Чеченская конная дивизия. - [5]
Приехав на следующий день в полк, я не заметил никаких перемен. Люди эскадрона, как всегда, были подтянуты, становились во фронт, дежурный по эскадрону рапортовал. Среди офицеров была явная растерянность. Все с нескрываемым пренебрежением говорили о Временном правительстве. Рассказывали о рыцарском поступке нашего начальника штаба корпуса генерала барона Винекена, застрелившегося по получении манифеста об отречении Государя, о телеграмме генерала Хана-Нахичеванского с выражением от имени гвардейской кавалерии верноподданнических чувств Монарху и просьбой о разрешении гвардейской коннице навести порядок в обезумевшей и бунтующей столице.
Скучно, тоскливо и как-то безнадежно шли дни, недели. Однако чувствовалось, что вековая спайка между солдатами и офицерами распадается — мы начинали говорить на разных языках, не пытаясь друга друга понять. На бивуаках появились демагоги, комитеты выносили утопические требования командному составу. Офицеры полка, в силу своего воспитания и понимания долга, не пошли за революцией и не стеснялись с первых же дней высказывать свое к ней отвращение. Требования революции: полное обезличивание начальства, отказ от всех идеалов, признание Временного правительства и того глубокого хамства и предательства, которое охватило все необъятное пространство России, — не могли быть для них приемлемыми.
Пропасть между нами с каждым днем увеличивалась. Временное правительство, топча все права офицера, заботилось лишь об углублении революции.
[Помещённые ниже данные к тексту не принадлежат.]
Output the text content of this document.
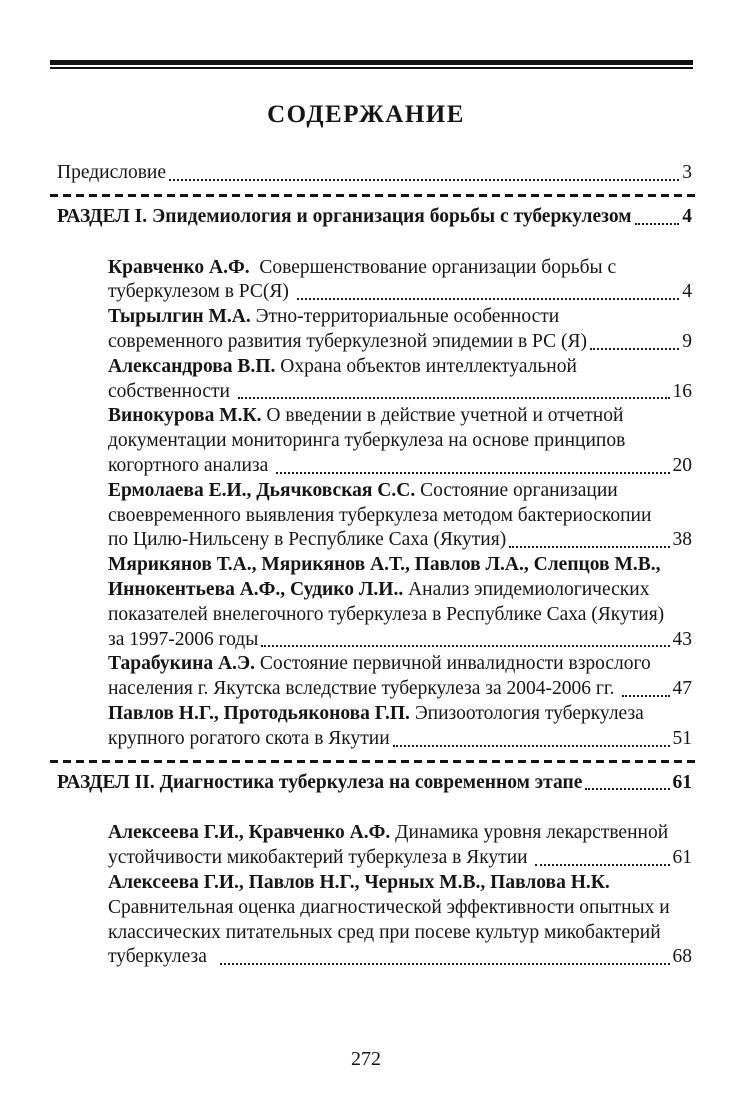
СОДЕРЖАНИЕ
Предисловие	3
РАЗДЕЛ I. Эпидемиология и организация борьбы с туберкулезом	4
Кравченко А.Ф. Совершенствование организации борьбы с
туберкулезом в РС(Я)	4
Тырылгин М.А. Этно-территориальные особенности
современного развития туберкулезной эпидемии в РС (Я)	9
Александрова В.П. Охрана объектов интеллектуальной
собственности	16
Винокурова М.К. О введении в действие учетной и отчетной
документации мониторинга туберкулеза на основе принципов
когортного анализа	20
Ермолаева Е.И., Дьячковская С.С. Состояние организации
своевременного выявления туберкулеза методом бактериоскопии
по Цилю-Нильсену в Республике Саха (Якутия)	38
Мярикянов Т.А., Мярикянов А.Т., Павлов Л.А., Слепцов М.В.,
Иннокентьева А.Ф., Судико Л.И.. Анализ эпидемиологических
показателей внелегочного туберкулеза в Республике Саха (Якутия)
за 1997-2006 годы	43
Тарабукина А.Э. Состояние первичной инвалидности взрослого
населения г. Якутска вследствие туберкулеза за 2004-2006 гг.	47
Павлов Н.Г., Протодьяконова Г.П. Эпизоотология туберкулеза
крупного рогатого скота в Якутии	51
РАЗДЕЛ II. Диагностика туберкулеза на современном этапе	61
Алексеева Г.И., Кравченко А.Ф. Динамика уровня лекарственной
устойчивости микобактерий туберкулеза в Якутии	61
Алексеева Г.И., Павлов Н.Г., Черных М.В., Павлова Н.К.
Сравнительная оценка диагностической эффективности опытных и
классических питательных сред при посеве культур микобактерий
туберкулеза	68
272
С наступлением лета полк снова занял позиции у деревни Райместо. Пребывание в окопах имело то положительное значение, что близкий разрыв немецкого снаряда сразу же восстанавливал авторитет офицера, отменяя все нелепые постановления комитетов.
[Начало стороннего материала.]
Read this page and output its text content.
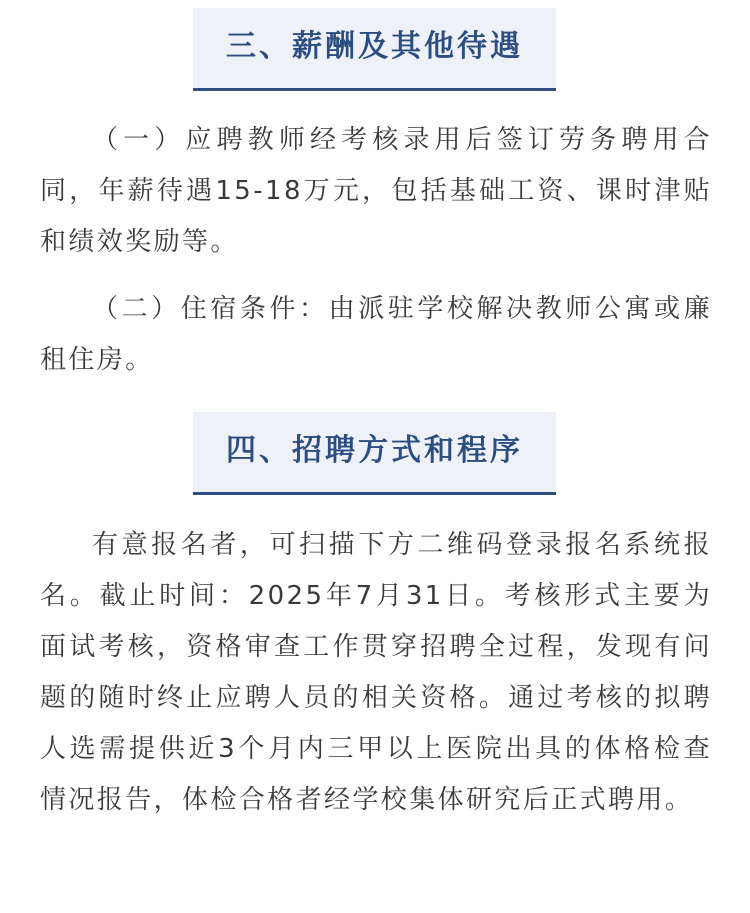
三、薪酬及其他待遇

（一）应聘教师经考核录用后签订劳务聘用合同，年薪待遇15-18万元，包括基础工资、课时津贴和绩效奖励等。

（二）住宿条件：由派驻学校解决教师公寓或廉租住房。

四、招聘方式和程序

有意报名者，可扫描下方二维码登录报名系统报名。截止时间：2025年7月31日。考核形式主要为面试考核，资格审查工作贯穿招聘全过程，发现有问题的随时终止应聘人员的相关资格。通过考核的拟聘人选需提供近3个月内三甲以上医院出具的体格检查情况报告，体检合格者经学校集体研究后正式聘用。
В июле месяце я со взводом 2-го эскадрона лейб-драгун был послан для охраны штаба соседней с нами 102-й пехотной дивизии и предотвращения имевших уже там место беспорядков. Через 3—4 дня пребывания в пехотной дивизии я не узнавал своих людей; драгуны, прекрасно одетые, в синих рейтузах, красных погонах, затянутые в белые гвардейские ремни и сидящие на рослых полукровных лошадях, сразу же почувствовали свое превосходство над серой толпой агонизирующей пехоты. Будучи далеко от взоров комитета, они быстро подтянулись, исполняли все приказания и исправно несли службу. Бодрый и отличный вид моих лейб-драгун вскоре вызвал запрос в пехотном комитете, и спустя несколько дней мы были переведены в разряд контрреволюционеров, чему способствовал следующий случай: одна из батарей 102-й дивизии дала несколько высоких шрапнелей над братающейся с противником ротой и, получив грозное предупреждение от своей пехоты, ждала жестокой расправы. Я со взводом по тревоге был вызван на батарею. Одно появление драгун ошеломляюще подействовало на толпу пехотных дезертиров, и они без всяких пререканий исполнили мое приказание и покинули батарею.
В первых числах августа я был отозван в полк. 9 августа, подав рапорт о женитьбе, я уехал в отпуск. Прощаясь с офицерами эскадрона и уезжая на три недели, я был далек от мысли, что полк, его боевой штандарт и многих офицеров я уже никогда не увижу.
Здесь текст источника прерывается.